Tuttavia occorre precisare che in caso di dimissioni per giusta causa il lavoratore ha diritto all’indennità di disoccupazione, proprio perchè si presuppone che il lavoratore abbia rassegnato le proprie dimissioni non per sua volontà, ma per inadempimenti gravi del proprio datore di lavoro, nonché in caso di dimissioni anche volontarie durante il periodo di gravidanza o durante il primo anno del bambino (o di accoglienza del minore adottato o in affidamento).
Un’importante peculiarità delle dimissioni è che queste non possono essere rassegnate nei contratti a termine, se non per giusta causa o durante l’eventuale periodo di prova.

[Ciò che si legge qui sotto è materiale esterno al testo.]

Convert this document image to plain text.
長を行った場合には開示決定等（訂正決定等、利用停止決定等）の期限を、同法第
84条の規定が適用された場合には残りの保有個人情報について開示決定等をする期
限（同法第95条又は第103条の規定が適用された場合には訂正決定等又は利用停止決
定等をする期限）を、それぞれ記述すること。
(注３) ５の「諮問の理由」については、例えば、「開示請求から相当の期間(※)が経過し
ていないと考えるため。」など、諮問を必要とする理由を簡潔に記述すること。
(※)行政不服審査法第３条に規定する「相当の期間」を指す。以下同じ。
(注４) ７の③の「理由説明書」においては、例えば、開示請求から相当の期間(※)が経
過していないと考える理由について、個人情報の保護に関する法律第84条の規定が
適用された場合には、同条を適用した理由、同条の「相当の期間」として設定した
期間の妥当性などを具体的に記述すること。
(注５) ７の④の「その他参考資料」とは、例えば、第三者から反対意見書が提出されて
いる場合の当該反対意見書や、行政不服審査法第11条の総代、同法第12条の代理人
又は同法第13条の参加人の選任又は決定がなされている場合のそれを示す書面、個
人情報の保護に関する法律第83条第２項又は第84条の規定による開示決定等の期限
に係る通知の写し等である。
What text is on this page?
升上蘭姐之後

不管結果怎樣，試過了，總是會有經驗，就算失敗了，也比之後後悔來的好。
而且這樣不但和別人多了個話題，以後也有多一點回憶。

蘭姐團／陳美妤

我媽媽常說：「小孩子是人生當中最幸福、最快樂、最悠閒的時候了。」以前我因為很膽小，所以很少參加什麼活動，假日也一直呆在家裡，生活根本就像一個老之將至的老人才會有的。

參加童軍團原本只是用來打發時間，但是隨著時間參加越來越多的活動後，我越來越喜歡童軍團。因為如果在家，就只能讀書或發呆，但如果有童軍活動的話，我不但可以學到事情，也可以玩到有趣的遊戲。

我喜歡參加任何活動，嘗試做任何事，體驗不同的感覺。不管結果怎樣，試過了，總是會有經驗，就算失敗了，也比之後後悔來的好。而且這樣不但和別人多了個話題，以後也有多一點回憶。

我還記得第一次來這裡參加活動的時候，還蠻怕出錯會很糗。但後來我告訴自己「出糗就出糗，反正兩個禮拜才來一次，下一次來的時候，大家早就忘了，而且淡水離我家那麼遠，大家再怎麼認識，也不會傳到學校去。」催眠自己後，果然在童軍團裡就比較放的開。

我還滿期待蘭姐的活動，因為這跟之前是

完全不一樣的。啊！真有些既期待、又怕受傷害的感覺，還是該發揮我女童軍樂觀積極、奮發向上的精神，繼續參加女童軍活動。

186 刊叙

In caso di dimissioni volontarie nel contratto a tempo determinato, il datore di lavoro ha diritto ad essere risarcito dal danno procuratogli (la misura del risarcimento può essere concordata anche nello stesso contratto di assunzione). Il motivo è che il rapporto di lavoro a termine è stato probabilmente stipulato per una esigenza particolare dell’azienda.
Infine, vi sono le dimissioni per giusta causa, ovvero quando il lavoratore si vede costretto a dimettersi. Tale ipotesi ricorre in presenza di un’inosservanza del datore rispetto ai suoi obblighi contrattuali, talmente grave da non consentire la prosecuzione del lavoro durante il periodo di preavviso. Il dipendente può perciò richiedere l’interruzione immediata del rapporto senza dare il preavviso.
Questo tipo di dimissioni è giustificato e legittimato quando vi è un reiterato mancato pagamento dello stipendio (almeno tre stipendi), per omesso versamento dei contributi previdenziali, per molestie sessuali da parte del datore, in caso di mobbing, quando vi sia una pretesa del datore affinché il dipendente compia atti o condotte illecite, modificazioni particolarmente peggiorative delle mansioni, e in particolari casi di trasferimento della sede di lavoro.
Chiaramente, l’Inps richiede che il lavoratore dimessosi per giusta causa, persegua l’accertamento di tali illegittime condotte del datore di lavoro anche in sede giudiziaria.